SABMiller’s managing director for Africa, Mark Bowman, says that many analysts are painting an overly rosy picture of doing business in Africa.[hidepost=9][/hidepost]
In an interview with Dow Jones Newswires at the recent Consumer Analyst Group of New York conference in Florida, Bowman said that although the continent has significant growth potential, some observers may be overly enthusiastic. He explained that it can be hard for companies to get a foothold in Africa and that there are many challenges to contend with.
The world’s second largest brewer by volume, however, remains positive about its future in Africa. “As [Africa’s] GDP grows and more disposable income becomes available, consumers will move, in droves, from low-end, informal alcohol to highly aspirational lager beer,” he noted in his presentation.
SABMiller currently has managed operations in 18 African countries. In addition, it also has an alliance with French drinks group Castel, which operates in the traditional Francophone territories. The two companies have a cross-shareholding in one another’s businesses and don’t compete in the same markets.
Only 43% of SABMiller’s business in Africa (excluding South Africa) is larger beer, with the balance comprising mostly traditional beer (20%) and soft drinks (36%).
Involving the local population
In order to gain and maintain local support and thereby protecting its “licence to trade” in the African countries where it operates, SABMiller has started with a scheme to buy raw materials from domestic farmers.
“We have no competence in farming, and we will not farm ourselves, but we will in essence try and source many more of our ingredients, particularly grains, locally. This has cost benefits but also, and most importantly, protects our licence to trade in the African markets,” Bowman explained.
Historically SABMiller imported 80% of inputs required for the African market, primarily barley from Europe. Bowman said that in Uganda, for example, the company currently has around 16,000 farmers contracted to produce sorghum and barley.
Targeting new markets
SABMiller is aggressively targeting new African markets and has spent significant sums putting in new capacity. In the last 18 months the company has built breweries in Angola, Mozambique and Tanzania. It has also entered Nigeria, Ethiopia and southern Sudan.
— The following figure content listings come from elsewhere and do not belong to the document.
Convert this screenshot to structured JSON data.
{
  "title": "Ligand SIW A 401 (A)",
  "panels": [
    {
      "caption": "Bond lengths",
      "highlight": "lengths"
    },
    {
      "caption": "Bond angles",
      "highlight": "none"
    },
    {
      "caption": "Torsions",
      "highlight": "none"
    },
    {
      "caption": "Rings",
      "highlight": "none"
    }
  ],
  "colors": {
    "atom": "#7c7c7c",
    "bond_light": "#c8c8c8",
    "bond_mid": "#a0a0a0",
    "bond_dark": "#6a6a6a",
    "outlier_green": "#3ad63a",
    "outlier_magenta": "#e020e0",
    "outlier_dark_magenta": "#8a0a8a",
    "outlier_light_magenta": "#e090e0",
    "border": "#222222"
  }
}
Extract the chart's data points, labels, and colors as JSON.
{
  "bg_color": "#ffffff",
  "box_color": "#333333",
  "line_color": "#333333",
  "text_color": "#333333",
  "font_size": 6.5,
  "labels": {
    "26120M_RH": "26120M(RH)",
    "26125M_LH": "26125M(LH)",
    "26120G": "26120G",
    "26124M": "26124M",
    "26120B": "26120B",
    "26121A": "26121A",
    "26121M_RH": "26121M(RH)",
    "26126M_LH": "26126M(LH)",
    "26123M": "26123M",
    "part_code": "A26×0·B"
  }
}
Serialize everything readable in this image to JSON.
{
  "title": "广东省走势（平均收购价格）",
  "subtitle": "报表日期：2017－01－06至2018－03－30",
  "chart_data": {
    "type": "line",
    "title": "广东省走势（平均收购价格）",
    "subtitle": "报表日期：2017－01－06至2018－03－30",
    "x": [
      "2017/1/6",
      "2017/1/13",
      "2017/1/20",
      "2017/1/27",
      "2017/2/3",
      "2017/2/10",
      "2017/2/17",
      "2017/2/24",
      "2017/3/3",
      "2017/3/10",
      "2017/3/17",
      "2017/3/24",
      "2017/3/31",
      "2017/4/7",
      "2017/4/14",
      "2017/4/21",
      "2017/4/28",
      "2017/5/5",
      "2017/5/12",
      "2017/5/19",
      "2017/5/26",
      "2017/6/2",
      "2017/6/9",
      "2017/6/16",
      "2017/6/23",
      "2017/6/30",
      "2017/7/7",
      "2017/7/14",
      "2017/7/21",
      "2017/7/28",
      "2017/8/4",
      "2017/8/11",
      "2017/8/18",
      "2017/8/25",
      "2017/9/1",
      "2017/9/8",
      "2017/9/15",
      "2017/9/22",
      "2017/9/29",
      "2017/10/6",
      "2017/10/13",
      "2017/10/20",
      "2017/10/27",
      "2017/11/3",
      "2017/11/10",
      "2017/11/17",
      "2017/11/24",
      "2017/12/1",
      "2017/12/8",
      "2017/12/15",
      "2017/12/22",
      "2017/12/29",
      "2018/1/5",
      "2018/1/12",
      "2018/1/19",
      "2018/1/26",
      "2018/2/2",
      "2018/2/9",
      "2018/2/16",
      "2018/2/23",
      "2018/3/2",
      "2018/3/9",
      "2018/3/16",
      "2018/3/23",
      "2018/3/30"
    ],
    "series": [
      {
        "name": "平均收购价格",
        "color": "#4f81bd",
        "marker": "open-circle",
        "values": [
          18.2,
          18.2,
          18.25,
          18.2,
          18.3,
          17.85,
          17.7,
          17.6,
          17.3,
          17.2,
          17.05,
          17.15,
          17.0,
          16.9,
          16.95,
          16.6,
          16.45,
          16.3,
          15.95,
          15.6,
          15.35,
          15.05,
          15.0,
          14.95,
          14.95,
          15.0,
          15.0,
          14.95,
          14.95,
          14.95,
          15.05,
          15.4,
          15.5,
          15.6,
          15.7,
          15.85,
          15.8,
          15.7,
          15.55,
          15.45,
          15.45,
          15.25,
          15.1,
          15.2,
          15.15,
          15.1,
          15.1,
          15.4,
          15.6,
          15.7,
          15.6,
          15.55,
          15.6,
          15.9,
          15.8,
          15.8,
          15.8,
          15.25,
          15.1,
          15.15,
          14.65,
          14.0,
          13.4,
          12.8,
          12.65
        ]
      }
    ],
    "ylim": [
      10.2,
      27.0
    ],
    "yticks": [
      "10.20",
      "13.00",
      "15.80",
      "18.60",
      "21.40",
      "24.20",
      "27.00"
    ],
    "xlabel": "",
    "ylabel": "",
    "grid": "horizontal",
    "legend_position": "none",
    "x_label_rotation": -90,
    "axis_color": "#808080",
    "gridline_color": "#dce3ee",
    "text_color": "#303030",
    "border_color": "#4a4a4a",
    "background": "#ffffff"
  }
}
Bowman said that SABMiller knew its investment in southern Sudan was a risky move. “Two and a half years ago we made a somewhat risky decision . . . to invest in southern Sudan because we knew there were quite a lot of beer sales being made there.” Earlier this year the region, with a population of 8.26 million, voted in favour of independence in a referendum that was part of a deal to end decades of conflict between north and south, driven by religious and ethnic divides.
“We are optimistic, it is not easy to do business in Africa, but we’ve been doing it for a long time,” Bowman said in his closing remarks.